Concurrents directs de NSO :
| Entreprise | Produit | Pays d’origine |
|---|---|---|
| Cytrox / Intellexa | Predator | Israël / Grèce |
| Candiru | DevilsTongue | Israël |
| Quadream | Reign | Israël |
| RCS Lab | Hermit | Italie |
| WSR/Wintego | (classifié) | Allemagne |
En 2021, Facebook/Meta a révélé que Predator, développé par Cytrox (racheté par Intellexa), utilisait un mécanisme d’infection similaire à Pegasus. Predator a été déployé par la Grèce, le Maroc, l’Égypte et le Soudan.
Citizen Lab de l’Université de Toronto a documenté l’utilisation de Pegasus dans au moins 45 pays, dont des membres de l’OTAN et de l’UE.
VI. La leçon de 2019
L’affaire WhatsApp-Pegasus n’est pas un incident isolé. C’est un révélateur structurel.
Ce que 2019 a prouvé :
- Les protocoles de communication sont des surfaces d’attaque — même les apps chiffrées
- Le chiffrement de bout en bout ne protège pas contre l’exécution de code sur l’appareil
- L’industrie du spyware commercial opère dans un vide juridique international
- Les gouvernements démocratiques eux-mêmes achètent et utilisent ces outils
- La chaîne de confiance (app store, protocole, OS) est fragile à chaque maillon
Le zero-click est devenu la norme. Depuis 2019, des dizaines d’exploits zero-click ont été découverts dans iMessage, FaceTime, Apple Music, Google Chrome. Chaque application qui traite des données entrantes est une porte potentielle.

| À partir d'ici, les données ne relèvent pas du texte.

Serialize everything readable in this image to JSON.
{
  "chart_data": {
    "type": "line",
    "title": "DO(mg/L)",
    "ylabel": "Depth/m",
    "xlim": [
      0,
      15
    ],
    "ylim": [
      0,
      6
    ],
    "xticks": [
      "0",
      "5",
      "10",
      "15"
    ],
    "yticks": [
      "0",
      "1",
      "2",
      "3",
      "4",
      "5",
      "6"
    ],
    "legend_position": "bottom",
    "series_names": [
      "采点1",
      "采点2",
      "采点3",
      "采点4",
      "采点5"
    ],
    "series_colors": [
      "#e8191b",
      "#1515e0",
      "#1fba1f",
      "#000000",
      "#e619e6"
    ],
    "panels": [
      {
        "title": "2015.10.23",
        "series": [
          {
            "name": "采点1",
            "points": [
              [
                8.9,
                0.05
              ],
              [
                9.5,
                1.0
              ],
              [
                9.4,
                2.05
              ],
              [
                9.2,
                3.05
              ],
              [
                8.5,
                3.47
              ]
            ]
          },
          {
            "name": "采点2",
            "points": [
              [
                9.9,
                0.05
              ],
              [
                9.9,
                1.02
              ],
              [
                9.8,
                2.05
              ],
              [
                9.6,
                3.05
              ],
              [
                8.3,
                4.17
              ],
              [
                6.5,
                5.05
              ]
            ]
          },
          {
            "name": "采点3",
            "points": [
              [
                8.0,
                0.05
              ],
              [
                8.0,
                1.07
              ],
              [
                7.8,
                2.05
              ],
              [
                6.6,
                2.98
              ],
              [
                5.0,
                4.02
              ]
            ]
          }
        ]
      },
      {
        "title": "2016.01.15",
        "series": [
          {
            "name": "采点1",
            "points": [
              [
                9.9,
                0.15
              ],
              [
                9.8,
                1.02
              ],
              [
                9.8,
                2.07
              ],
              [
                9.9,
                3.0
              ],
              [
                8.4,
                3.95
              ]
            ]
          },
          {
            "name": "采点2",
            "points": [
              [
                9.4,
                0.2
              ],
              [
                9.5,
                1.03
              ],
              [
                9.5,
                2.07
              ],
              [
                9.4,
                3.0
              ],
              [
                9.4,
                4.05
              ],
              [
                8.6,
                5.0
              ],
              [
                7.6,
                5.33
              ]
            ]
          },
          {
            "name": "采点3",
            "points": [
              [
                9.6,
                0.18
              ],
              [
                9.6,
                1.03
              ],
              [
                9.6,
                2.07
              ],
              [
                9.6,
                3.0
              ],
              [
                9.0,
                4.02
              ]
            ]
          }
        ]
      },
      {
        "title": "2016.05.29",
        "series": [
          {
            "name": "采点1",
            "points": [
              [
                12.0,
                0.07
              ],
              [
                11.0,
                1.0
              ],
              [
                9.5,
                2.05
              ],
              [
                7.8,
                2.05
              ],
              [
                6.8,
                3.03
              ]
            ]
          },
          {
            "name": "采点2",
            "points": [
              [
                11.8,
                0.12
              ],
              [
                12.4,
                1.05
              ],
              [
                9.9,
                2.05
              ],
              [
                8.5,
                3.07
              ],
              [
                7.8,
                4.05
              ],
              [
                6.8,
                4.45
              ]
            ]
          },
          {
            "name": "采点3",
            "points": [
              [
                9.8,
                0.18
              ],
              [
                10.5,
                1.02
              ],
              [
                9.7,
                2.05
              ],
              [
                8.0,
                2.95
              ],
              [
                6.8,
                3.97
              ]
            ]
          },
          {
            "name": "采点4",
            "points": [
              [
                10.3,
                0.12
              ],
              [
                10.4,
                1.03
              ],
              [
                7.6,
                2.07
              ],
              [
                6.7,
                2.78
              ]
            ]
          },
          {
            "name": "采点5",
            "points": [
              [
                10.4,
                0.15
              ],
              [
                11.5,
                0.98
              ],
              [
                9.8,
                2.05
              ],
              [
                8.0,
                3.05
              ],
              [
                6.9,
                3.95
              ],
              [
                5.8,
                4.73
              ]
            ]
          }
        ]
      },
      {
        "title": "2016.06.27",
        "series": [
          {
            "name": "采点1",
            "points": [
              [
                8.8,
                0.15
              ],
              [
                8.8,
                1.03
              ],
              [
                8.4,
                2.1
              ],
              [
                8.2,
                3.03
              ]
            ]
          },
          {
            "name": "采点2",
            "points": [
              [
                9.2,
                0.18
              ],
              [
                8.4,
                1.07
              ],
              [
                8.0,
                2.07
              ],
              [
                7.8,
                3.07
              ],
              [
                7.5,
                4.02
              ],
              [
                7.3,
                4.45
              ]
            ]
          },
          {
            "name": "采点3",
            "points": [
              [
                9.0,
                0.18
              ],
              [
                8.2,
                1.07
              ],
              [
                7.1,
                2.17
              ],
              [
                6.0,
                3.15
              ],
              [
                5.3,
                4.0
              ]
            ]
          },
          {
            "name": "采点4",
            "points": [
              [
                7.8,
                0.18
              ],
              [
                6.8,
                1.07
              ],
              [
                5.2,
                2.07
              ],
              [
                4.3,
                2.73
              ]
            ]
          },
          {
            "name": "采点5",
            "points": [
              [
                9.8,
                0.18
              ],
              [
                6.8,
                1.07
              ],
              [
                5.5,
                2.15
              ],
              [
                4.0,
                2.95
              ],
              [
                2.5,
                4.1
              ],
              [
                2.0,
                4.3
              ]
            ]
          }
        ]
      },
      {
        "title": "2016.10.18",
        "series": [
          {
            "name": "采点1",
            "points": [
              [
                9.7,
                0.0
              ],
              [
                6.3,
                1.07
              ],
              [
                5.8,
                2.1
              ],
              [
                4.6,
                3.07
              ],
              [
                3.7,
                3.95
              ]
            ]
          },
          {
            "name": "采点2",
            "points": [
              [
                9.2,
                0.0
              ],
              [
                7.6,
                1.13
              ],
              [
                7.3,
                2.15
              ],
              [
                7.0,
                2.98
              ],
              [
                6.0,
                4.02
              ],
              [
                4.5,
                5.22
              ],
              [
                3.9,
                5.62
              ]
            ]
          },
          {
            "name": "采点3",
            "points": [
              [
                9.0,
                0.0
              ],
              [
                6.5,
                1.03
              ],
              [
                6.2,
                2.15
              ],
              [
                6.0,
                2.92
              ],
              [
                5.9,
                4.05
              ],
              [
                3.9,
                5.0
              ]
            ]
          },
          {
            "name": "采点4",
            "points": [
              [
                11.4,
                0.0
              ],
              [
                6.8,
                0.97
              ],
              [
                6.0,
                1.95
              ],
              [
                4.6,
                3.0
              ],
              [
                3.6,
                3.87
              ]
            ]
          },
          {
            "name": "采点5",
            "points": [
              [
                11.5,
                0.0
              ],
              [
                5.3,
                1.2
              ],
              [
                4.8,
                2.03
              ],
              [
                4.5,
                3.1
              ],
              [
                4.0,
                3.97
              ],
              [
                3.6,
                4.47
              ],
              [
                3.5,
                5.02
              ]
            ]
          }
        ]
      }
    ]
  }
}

“Le zero-click, c’est l’arme silencieuse par excellence. Pas de phishing, pas de social engineering. Juste la confiance aveugle dans le protocole.” — John Scott-Railton, Citizen Lab
VII. Ce qui a changé depuis
Apple a introduit Lockdown Mode en 2022 (iOS 16) — un mode de sécurité extrême qui désactive les vecteurs d’infection zero-click connus.

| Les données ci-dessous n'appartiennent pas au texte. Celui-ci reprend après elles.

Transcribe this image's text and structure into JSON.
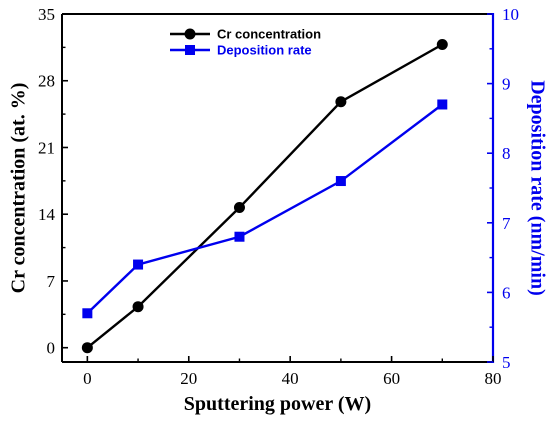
{
  "chart_data": {
    "type": "line",
    "title": "",
    "xlabel": "Sputtering power (W)",
    "ylabel": "Cr concentration (at. %)",
    "y2label": "Deposition rate (nm/min)",
    "xlim": [
      -5,
      80
    ],
    "ylim": [
      -1.5,
      35
    ],
    "y2lim": [
      5,
      10
    ],
    "xticks": [
      "0",
      "20",
      "40",
      "60",
      "80"
    ],
    "yticks": [
      "0",
      "7",
      "14",
      "21",
      "28",
      "35"
    ],
    "y2ticks": [
      "5",
      "6",
      "7",
      "8",
      "9",
      "10"
    ],
    "grid": false,
    "legend": "top-center",
    "series": [
      {
        "name": "Cr concentration",
        "axis": "left",
        "color": "#000000",
        "marker": "circle",
        "x": [
          0,
          10,
          30,
          50,
          70
        ],
        "y": [
          0,
          4.3,
          14.7,
          25.8,
          31.8
        ]
      },
      {
        "name": "Deposition rate",
        "axis": "right",
        "color": "#0000ee",
        "marker": "square",
        "x": [
          0,
          10,
          30,
          50,
          70
        ],
        "y": [
          5.7,
          6.4,
          6.8,
          7.6,
          8.7
        ]
      }
    ]
  }
}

L’Union Européenne a lancé une enquête sur l’utilisation de Pegasus par des États membres (Pologne, Hongrie, Espagne, Grèce).
Le Commerce Department américain maintient NSO sur sa Entity List, limitant l’accès de l’entreprise à la technologie américaine.
Mais le marché continue. Intellexa, Candiru, Quadream opèrent toujours. Les États continuent d’acheter. Les exploits continuent d’être découverts et vendus.
L’Invisible Permanent
Pegasus n’a pas disparu. Il s’est diversifié. L’écosystème du spyware commercial est aujourd’hui plus vaste, plus sophistiqué, plus fragmenté qu’en 2019.
Le zero-click n’est plus une exception technique. C’est le modèle d’attaque dominant pour les acteurs étatiques. Et chaque mise à jour de votre téléphone est une course entre le patch et l’exploit.
Votre appareil le plus intime est aussi le plus vulnérable. Il dort dans votre poche, il connaît vos secrets, il entend vos conversations. Et quelque part, dans un datacenter dont vous ne connaîtrez jamais l’adresse, quelqu’un pourrait déjà être en train d’écouter.
“La surveillance la plus efficace est celle que vous ne remarquez jamais.”
Keep private, stay vigilant, et souviens-toi : le zero-click, c’est la confiance transformée en arme.